Review 1663: The Woman in Blue

Elly Griffiths is getting much better at fooling me than she was in the first few Ruth Galloway books, so that is all to the good.

Ruth’s friend Cathbad is house- and cat-sitting in Walsingham when the cat gets out one night and runs into the cemetery. There, Cathbad sees a young blond woman wearing a blue cloak. He is about to offer help when the cat trips him up and the woman disappears. The next morning she is found strangled.

That day Ruth has an appointment to meet Hilary, an old school friend, for lunch in Walsingham. She is astonished to find that her friend has become a priest. Hilary shows her some threatening letters she’s received, apparently because she’s a female priest.

When Ruth gives DCI Nelson the letters, he seems inclined to think they might be connected to the murder. A few nights later, the women priests, who are attending a conference, go out to dinner, a dinner to which Ruth is invited. Afterwards, one of them is found strangled.

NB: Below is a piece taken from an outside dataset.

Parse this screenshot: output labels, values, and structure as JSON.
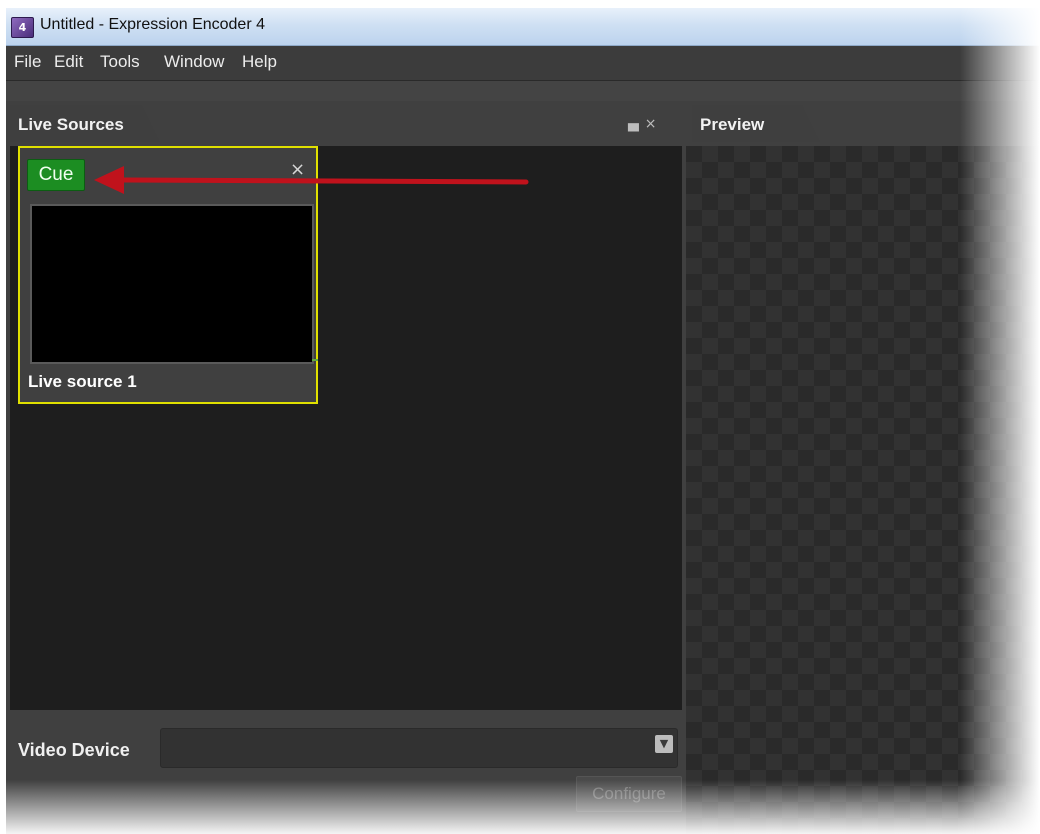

Although Ruth uncovers a clue, she is not directly involved in the solution of the murders. That’s okay, though, because Griffiths has created an ensemble cast of strong characters. If Ruth isn’t out there sleuthing in every book, Griffiths gets around the problem of the unlikelihood of an amateur sleuth being involved in so many murders. The Ruth Galloway series continues to be interesting and engaging.